The death of print media or the start of something new?

The Independent titles are to become the first of the major national newspapers to become digital-only. Does this mean that all printed media will follow suit? Or will it usher in a new age of quality over quantity?

The Independent titles are to be the first of the major national newspapers to become digital-only.

Launched in 1986, they were the youngest of the UK’s national quality papers.

Their owner, Evgeny Lebedev, is known for media innovation.  In 2010, he launched the i, the ‘compact’ tabloid form of the Indy (which, incidentally is being sold off to Johnston Press for £25m), he’s turned around The Standard and launched London TV.

It’s sad that the Independent, as a printed publication, has gone.

But in this digitally-savvy time, it’s no surprise. The paper’s print sales have fallen to just over 40k, whilst the online revenue for independent.co.uk is expected to see 50% growth this year. With 70m global unique users a month (growing 33.3% in the last 12 months according to its publisher), the website has become the fastest-growing online national news provider in the UK.

So what does this news signal for the print industry as a whole? And more importantly, what does it mean for us and our clients?

Digital is the future and it’s been obvious for a while. Print advertising revenues are in decline: advertisers follow audiences and most digital reaches dwarf print circulations. 2015 was the first year where 50% of all advertising spending in the UK was on digital (eMarketer 2015 UK report), now at £7.2bn, up from £825m in 2004 (IAB/PwC Adspend results). In 2015, 42% of people a week accessed news on a smartphone and 31% accessed it on a tablet in the UK (Reuters).

What this means is, like traditional publishers, we need to think digitally when considering our media strategies.

We know that we need to support publishers with content that is compelling and engaging – content that works online and off. Alongside the traditional press release, we need to consider native advertising, authored content, visually attractive data (eg. infographics), long-form features, plus video, social and quiz content.

Any PR worth their salt needs to understand what media outlets want, what works online, what audiences are interested in and be able to advise clients accordingly.

Of course the demise of the Indy in print isn’t a total surprise, but it doesn’t necessarily sound the death knell for all print media.

Our team have been discussing what digital means to the future of print for a while now. There will be a gradual and almost full-scale move over to digital, giving us different ways to engage with many different (and often new) audiences.

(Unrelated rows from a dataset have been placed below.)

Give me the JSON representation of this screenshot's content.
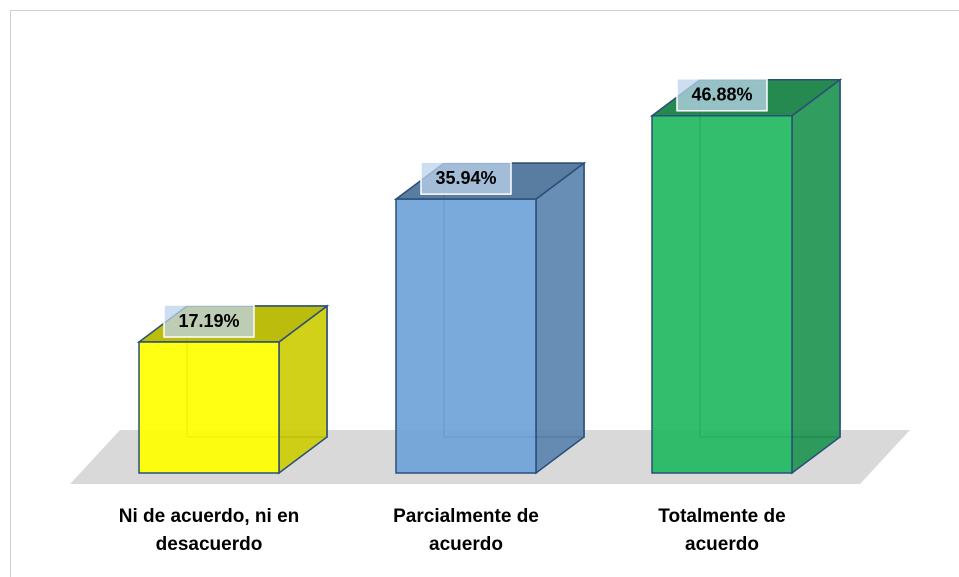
{
  "chart_data": {
    "type": "bar3d",
    "categories": [
      "Ni de acuerdo, ni en desacuerdo",
      "Parcialmente de acuerdo",
      "Totalmente de acuerdo"
    ],
    "values": [
      17.19,
      35.94,
      46.88
    ],
    "value_labels": [
      "17.19%",
      "35.94%",
      "46.88%"
    ],
    "colors": [
      "#ffff00",
      "#6fa3d8",
      "#22b862"
    ]
  }
}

But that doesn’t mean print journalism is dead. The print that is left will be quality, rather than today’s quantity. Newspapers may decide to print weekly round-ups and long-form journalism like the Guardian’s Long Read will become the norm. Audiences will be prepared to pay more money, less often, for aesthetically pleasing, table hogging, in-depth magazines, which become the title they consume all month, rather than in one sitting.